JP, Chrissie & The Fairground Boys :: Fidelity
Die Pretenders-Frontfrau hat das Glück entdeckt, bleibt aber blass.
Es ist immer verdächtig, wenn Künstler behaupten, ein neues Glück gefunden zu haben. Chrissie Hynde war nie die Glücklichste, die Musik mit den ausrangierten Pretenders zuletzt wenig geglückt. Nun hat sie den Songwriter JP Jones gefunden, der hat sie gefunden, und beide haben sie die Fairground Boys Patrick Murdoch (Gitarre), Sam Swallow (Keyboards), Vezio Bacci (Bass) und Geoff Holroyde (Schlagzeug) gefunden. Und dann haben die Kollaborateure des Glücks auch noch ihre Namen in bunter Jahrmarktschrift aufs Cover gehievt.

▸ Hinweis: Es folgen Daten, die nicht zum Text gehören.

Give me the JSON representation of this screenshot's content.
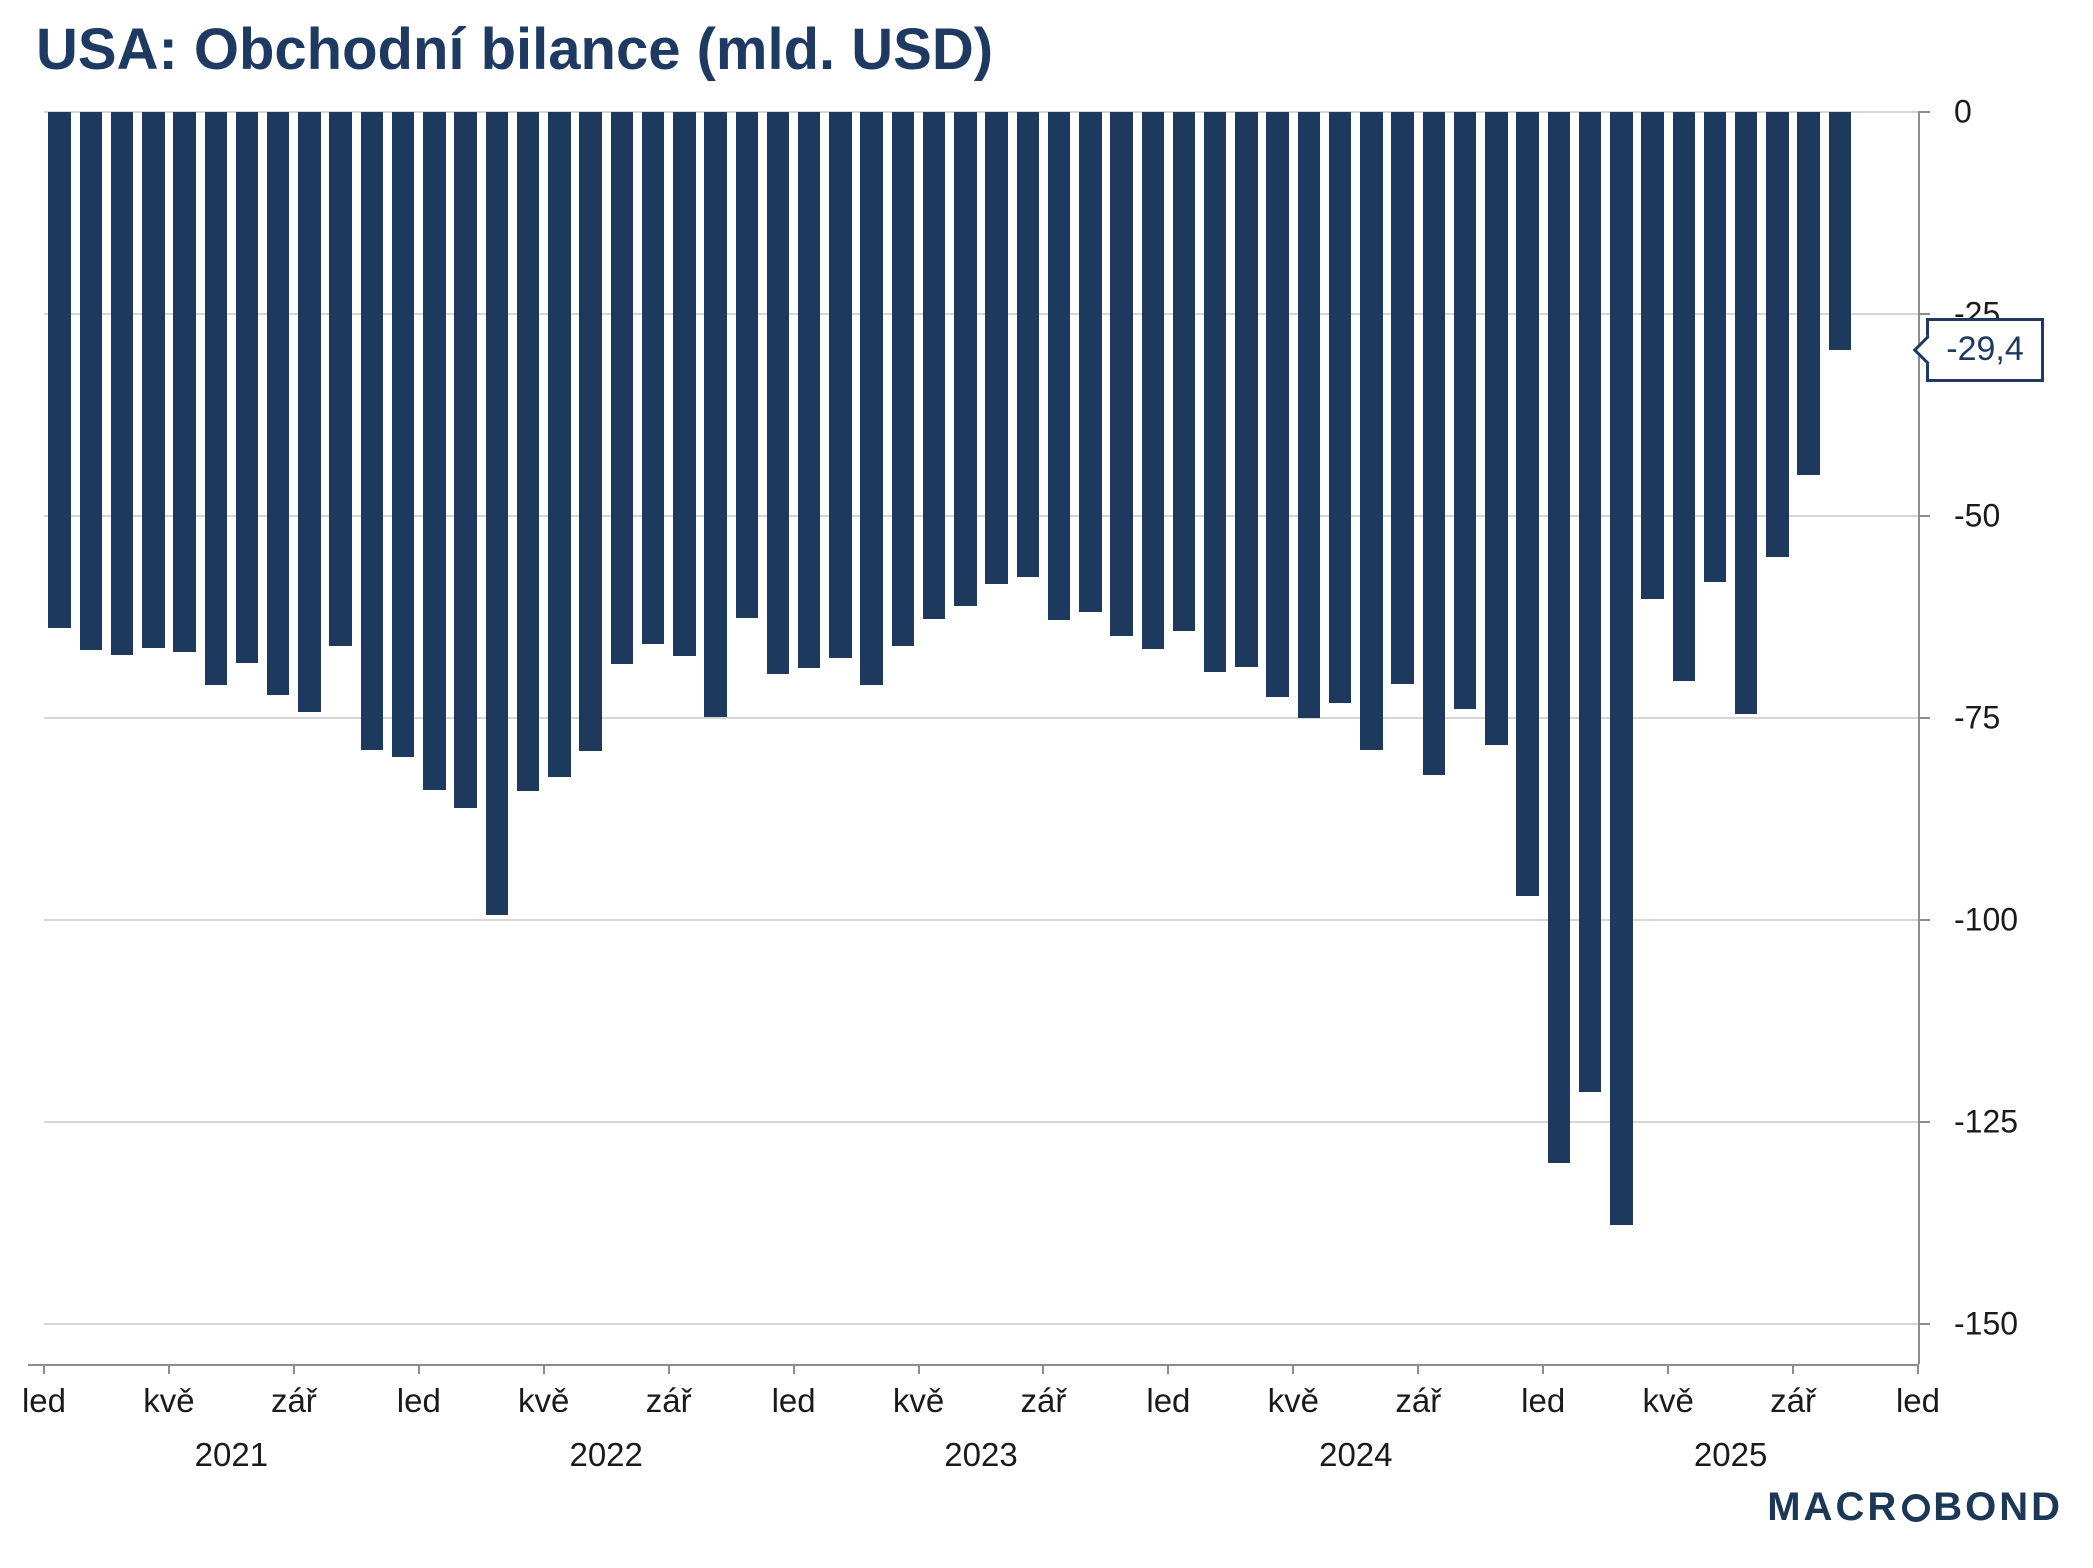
{
  "title": "USA: Obchodní bilance (mld. USD)",
  "chart_data": {
    "type": "bar",
    "title": "USA: Obchodní bilance (mld. USD)",
    "unit": "mld. USD",
    "bar_color": "#1d3a5e",
    "grid": true,
    "ylim": [
      -155,
      0
    ],
    "y_ticks": [
      0,
      -25,
      -50,
      -75,
      -100,
      -125,
      -150
    ],
    "y_tick_labels": [
      "0",
      "-25",
      "-50",
      "-75",
      "-100",
      "-125",
      "-150"
    ],
    "x_tick_labels": [
      {
        "label": "led",
        "month": 0
      },
      {
        "label": "kvě",
        "month": 4
      },
      {
        "label": "zář",
        "month": 8
      },
      {
        "label": "led",
        "month": 12
      },
      {
        "label": "kvě",
        "month": 16
      },
      {
        "label": "zář",
        "month": 20
      },
      {
        "label": "led",
        "month": 24
      },
      {
        "label": "kvě",
        "month": 28
      },
      {
        "label": "zář",
        "month": 32
      },
      {
        "label": "led",
        "month": 36
      },
      {
        "label": "kvě",
        "month": 40
      },
      {
        "label": "zář",
        "month": 44
      },
      {
        "label": "led",
        "month": 48
      },
      {
        "label": "kvě",
        "month": 52
      },
      {
        "label": "zář",
        "month": 56
      },
      {
        "label": "led",
        "month": 60
      }
    ],
    "year_labels": [
      {
        "label": "2021",
        "month": 6
      },
      {
        "label": "2022",
        "month": 18
      },
      {
        "label": "2023",
        "month": 30
      },
      {
        "label": "2024",
        "month": 42
      },
      {
        "label": "2025",
        "month": 54
      }
    ],
    "months": [
      "2021-01",
      "2021-02",
      "2021-03",
      "2021-04",
      "2021-05",
      "2021-06",
      "2021-07",
      "2021-08",
      "2021-09",
      "2021-10",
      "2021-11",
      "2021-12",
      "2022-01",
      "2022-02",
      "2022-03",
      "2022-04",
      "2022-05",
      "2022-06",
      "2022-07",
      "2022-08",
      "2022-09",
      "2022-10",
      "2022-11",
      "2022-12",
      "2023-01",
      "2023-02",
      "2023-03",
      "2023-04",
      "2023-05",
      "2023-06",
      "2023-07",
      "2023-08",
      "2023-09",
      "2023-10",
      "2023-11",
      "2023-12",
      "2024-01",
      "2024-02",
      "2024-03",
      "2024-04",
      "2024-05",
      "2024-06",
      "2024-07",
      "2024-08",
      "2024-09",
      "2024-10",
      "2024-11",
      "2024-12",
      "2025-01",
      "2025-02",
      "2025-03",
      "2025-04",
      "2025-05",
      "2025-06",
      "2025-07",
      "2025-08",
      "2025-09",
      "2025-10"
    ],
    "values": [
      -63.8,
      -66.6,
      -67.2,
      -66.3,
      -66.8,
      -70.9,
      -68.2,
      -72.1,
      -74.3,
      -66.1,
      -78.9,
      -79.8,
      -83.9,
      -86.1,
      -99.4,
      -84.0,
      -82.3,
      -79.1,
      -68.3,
      -65.9,
      -67.3,
      -74.9,
      -62.6,
      -69.5,
      -68.8,
      -67.6,
      -70.9,
      -66.1,
      -62.8,
      -61.2,
      -58.4,
      -57.6,
      -62.9,
      -61.9,
      -64.9,
      -66.4,
      -64.2,
      -69.3,
      -68.7,
      -72.4,
      -75.0,
      -73.1,
      -78.9,
      -70.8,
      -82.0,
      -73.9,
      -78.3,
      -97.0,
      -130.1,
      -121.3,
      -137.7,
      -60.3,
      -70.4,
      -58.2,
      -74.5,
      -55.1,
      -44.9,
      -29.4
    ],
    "callout": {
      "label": "-29,4",
      "value": -29.4
    }
  },
  "logo": {
    "pre": "MACR",
    "post": "BOND"
  }
}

Allzu bunt geht es auf „Fidelity!“ jedoch nicht zu. Im Großen und Ganzen hat man es hier mit Liedgut zu tun, das Musiklehrer ihren Schülern gern als Rock/Pop vermitteln, also alles von „Let It Be“ bis „Blaze Of Glory“. Natürlich ist Chrissie Hynde viel zu clever, um einen derart abgeschmackten Songreigen abzuliefern. Zumindest ist sie bemüht, an die mittlere Pretenders-Phase anzuknüpfen, circa „I’ll Stand By You“. „Misty Valley“ ist so ein Moment, die langsam zupackende Ballade, der Fixstern auf einem gelinde gesagt durchwachsenen Album. Fast hätte man die lasziv-kühle Lethargie vergessen, mit der Hynde mühelos durch ihre Beziehungswelt zu gehen pflegt. JP Jones‘ Stimme wirkt im Vergleich wie ein Fremdkörper. Er versucht sich wahlweise am knarzigen Tom Waits („Perfect Lover“), dem überdrehten Ryan Adams von „Rock’N Roll“ („Courage“) und dem frühen John Cougar Mellencamp („Australia“), ohne jemals deren Brillanz zu erreichen.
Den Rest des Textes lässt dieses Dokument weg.